TCL Sports, the UK distributor for Newton Running shoes, said it is hoping to educate the market on natural running through a series of seminars discussing the technologies behind the movement. As a brand, Newton Running’s philosophy is ‘natural running’, which is also referred to as barefoot or minimal running. TCL Sports director
Mike Trees said the aim of the seminar series is for it to be a ‘programme of knowledge’ to raise awareness of the benefits of natural running and overcome both the historical notion that running on the heel is natural, as is the norm with general running shoes, and the problems some retailers have in selling such shoes.
Newton Running is taking a philanthropic approach to the natural running movement, Trees said, and that the aim of improving awareness was to drive wider acceptance in the UK for the whole market, and not just for Newton Running products.
Newton Running technical adviser Ian Adamson, himself a seven-time world champion adventure racer, said almost every leading running-related footwear brand is set to bring a more natural running shoe to market in the near-future and that Newton Running is “trying to grow the market to get people running better and to help retailers build an ethical business”.
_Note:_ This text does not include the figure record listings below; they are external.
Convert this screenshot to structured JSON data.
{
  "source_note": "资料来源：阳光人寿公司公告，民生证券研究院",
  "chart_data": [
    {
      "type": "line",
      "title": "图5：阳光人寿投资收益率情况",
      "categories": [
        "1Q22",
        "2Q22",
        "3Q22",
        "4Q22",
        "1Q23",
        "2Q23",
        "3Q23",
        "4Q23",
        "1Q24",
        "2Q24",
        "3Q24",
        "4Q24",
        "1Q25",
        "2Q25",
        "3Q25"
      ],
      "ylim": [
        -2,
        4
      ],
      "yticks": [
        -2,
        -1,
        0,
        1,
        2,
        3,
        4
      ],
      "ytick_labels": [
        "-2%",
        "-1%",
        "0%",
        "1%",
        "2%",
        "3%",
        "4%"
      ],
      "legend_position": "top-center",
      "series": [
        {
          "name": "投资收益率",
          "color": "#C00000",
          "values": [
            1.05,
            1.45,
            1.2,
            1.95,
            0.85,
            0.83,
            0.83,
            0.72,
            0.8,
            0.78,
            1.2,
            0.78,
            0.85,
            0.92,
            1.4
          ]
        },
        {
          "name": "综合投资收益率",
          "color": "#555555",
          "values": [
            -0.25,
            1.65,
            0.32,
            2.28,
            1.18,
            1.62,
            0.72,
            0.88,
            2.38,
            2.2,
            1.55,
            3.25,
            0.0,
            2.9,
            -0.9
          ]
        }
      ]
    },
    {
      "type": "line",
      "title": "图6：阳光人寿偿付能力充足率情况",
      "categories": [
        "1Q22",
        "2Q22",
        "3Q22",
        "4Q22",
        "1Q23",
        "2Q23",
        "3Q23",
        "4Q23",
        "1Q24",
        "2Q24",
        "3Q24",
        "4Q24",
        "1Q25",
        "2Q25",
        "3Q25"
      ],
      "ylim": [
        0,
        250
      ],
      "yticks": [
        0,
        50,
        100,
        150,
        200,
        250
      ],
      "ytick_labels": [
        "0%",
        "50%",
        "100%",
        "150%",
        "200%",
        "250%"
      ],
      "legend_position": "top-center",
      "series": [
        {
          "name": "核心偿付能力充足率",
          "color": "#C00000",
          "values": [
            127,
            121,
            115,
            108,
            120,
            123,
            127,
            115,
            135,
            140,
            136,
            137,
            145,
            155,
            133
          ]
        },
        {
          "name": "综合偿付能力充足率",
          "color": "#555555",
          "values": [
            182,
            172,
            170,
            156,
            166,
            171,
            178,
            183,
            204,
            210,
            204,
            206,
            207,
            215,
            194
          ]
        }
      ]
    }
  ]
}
Addressing a trade audience at the recent TCR show, Adamson said the natural running movement is a ‘re-evolution’ in the market as it is more efficient to run barefooted rather than in bulky, heeled shoes that add weight and force the body to adopt an unnatural running gait, posture and body profile.
However, years of bad habits mean running with a heel strike has become standard in western countries, he said, and is a “persistent dogma”. Athletic footwear has evolved to place the emphasis on technologies designed to cushion and support heel strike running, as “the thickest part of the shoe engages the ground first”.
Showing gait analysis comparing heel and toe strike running styles, Adamson said: “With toe strikes you get a smoother pattern, where as the shod running gait has two force peaks and more rapid impact.
“We’ve tested a runner in a 12mm heel and then in ‘flat’ shoes, and when you eliminate the heel you eliminate heel strike and reduce the pressure exerted on the heel and the forefoot.”